Multiple influences can be heard throughout the EP. “4th of July” connects with the songs of Bon Iver and Sufjan Stevens, while influences from artists like Nirvana can be heard on tracks like “The Believer.” But despite that, Wild Pink has found a way to keep a unique sound throughout the album. Combining this with raw lyrics conveys a feeling everyone can relate to, evoking not just a singular experience, but a feeling and mood.
Wild Pink plays Red Cross House in Amherst on Saturday Oct. 29. Follow the band at facebook.com/wildpinkwildpink.
— Kyle Olsen
Don’t be fooled by the unfamiliar name — Sad13 is the new moniker for Sadie Dupuis, the frontwoman for Northampton grunge-pop band Speedy Ortiz. Dupuis set out to make a “kick-ass, empowering, and insanely fun debut solo album,” and judging just by the three tracks released so far — the full album drops Nov. 11 — she arrives ready to knock it out of the park.
“Get A Yes,” a cheeky song about consent, kicks and stomps like good electro-pop should, with mangled synths and a runaway drum machine tugging at the corners of the sweet and simple vocal track from Dupuis, whose plaintive voice evokes Jenny Lewis at nearly every turn (that’s a compliment, naturally).

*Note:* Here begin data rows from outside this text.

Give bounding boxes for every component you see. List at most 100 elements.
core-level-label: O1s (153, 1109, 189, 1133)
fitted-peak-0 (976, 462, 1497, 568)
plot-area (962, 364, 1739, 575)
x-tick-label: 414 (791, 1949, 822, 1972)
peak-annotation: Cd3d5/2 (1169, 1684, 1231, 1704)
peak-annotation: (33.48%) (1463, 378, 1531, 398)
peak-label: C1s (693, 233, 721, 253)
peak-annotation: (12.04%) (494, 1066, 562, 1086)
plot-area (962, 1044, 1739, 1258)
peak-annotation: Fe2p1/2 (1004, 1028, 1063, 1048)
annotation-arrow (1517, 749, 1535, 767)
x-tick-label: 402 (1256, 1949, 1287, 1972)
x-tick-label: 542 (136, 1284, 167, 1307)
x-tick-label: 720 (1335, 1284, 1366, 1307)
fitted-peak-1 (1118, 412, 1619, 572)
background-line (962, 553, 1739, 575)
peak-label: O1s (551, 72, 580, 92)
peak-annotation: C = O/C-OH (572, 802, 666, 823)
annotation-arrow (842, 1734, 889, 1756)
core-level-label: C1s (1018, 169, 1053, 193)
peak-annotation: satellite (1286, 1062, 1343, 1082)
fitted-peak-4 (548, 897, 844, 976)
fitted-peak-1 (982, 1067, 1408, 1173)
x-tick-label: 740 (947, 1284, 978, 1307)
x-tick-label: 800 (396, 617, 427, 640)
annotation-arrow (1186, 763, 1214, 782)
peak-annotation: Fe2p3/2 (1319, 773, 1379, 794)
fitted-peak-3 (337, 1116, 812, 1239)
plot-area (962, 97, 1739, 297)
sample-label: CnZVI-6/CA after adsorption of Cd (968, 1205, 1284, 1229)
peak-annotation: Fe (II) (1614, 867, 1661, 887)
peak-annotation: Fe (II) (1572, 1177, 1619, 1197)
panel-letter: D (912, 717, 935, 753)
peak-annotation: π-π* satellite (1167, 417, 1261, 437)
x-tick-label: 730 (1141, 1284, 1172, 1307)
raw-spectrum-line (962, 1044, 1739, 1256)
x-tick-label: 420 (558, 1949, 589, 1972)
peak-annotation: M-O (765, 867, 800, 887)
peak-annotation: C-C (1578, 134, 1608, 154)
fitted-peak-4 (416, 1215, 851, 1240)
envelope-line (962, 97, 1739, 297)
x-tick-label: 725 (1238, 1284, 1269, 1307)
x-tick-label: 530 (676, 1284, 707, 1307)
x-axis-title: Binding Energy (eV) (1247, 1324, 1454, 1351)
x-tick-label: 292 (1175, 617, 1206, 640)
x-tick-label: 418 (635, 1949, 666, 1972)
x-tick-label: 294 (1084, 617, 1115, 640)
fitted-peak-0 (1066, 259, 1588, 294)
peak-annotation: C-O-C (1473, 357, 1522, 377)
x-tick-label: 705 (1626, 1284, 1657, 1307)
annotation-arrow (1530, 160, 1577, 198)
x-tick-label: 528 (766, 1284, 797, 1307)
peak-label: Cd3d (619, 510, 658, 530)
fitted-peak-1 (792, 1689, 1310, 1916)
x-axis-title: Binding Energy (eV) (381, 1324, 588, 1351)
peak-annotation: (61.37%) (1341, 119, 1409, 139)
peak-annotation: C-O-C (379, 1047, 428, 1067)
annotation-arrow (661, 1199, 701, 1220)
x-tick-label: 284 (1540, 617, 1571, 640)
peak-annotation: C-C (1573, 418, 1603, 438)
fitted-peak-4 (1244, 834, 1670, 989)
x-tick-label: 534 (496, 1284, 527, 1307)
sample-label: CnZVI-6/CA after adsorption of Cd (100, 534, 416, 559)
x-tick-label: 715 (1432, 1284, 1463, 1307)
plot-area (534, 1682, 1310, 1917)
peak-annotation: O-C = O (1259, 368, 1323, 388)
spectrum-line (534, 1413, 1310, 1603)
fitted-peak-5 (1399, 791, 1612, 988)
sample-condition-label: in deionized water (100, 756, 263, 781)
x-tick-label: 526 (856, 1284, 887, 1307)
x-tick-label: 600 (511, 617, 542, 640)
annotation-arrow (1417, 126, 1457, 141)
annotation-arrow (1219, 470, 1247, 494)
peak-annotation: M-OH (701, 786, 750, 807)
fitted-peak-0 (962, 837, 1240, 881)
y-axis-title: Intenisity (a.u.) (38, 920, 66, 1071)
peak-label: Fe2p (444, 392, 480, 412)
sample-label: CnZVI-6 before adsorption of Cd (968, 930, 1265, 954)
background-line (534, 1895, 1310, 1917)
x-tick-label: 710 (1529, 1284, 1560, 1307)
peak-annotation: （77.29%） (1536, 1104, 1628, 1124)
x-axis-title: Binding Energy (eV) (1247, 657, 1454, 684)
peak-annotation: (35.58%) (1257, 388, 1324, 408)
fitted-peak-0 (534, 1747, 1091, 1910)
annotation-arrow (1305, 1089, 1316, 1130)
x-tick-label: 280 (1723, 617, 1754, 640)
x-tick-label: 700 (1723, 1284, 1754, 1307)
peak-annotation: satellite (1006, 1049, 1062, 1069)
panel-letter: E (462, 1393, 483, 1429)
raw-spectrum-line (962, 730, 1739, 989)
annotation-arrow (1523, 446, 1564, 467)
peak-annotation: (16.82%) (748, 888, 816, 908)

The single “<2” takes a page from the Rilo Kiley playbook as well, with hooky melodies playfully layered with loopy bass lines, crunchy guitars, beeps, bells, and a martial patter of drums (also check out the music video, which spoofs a YouTube makeup tutorial, then goes delightfully off the rails).
“Devil in U,” perhaps the most soulful single, takes a brassy, pouting turn toward the kind of scrap-metal confessional that studio maestros like Beck have turned into career-long bread and butter. Sad13’s contribution is rich and filling as well. As NPR Music put it, these are “intimate pop songs that don’t stray far from the weirdly liberating confines of a tiny room.” Which is fortunate, because Sad13’s next show in Northampton plays in an itty-bitty studio at 13 King Street — some truly cozy quarters for such a big-dreaming artist.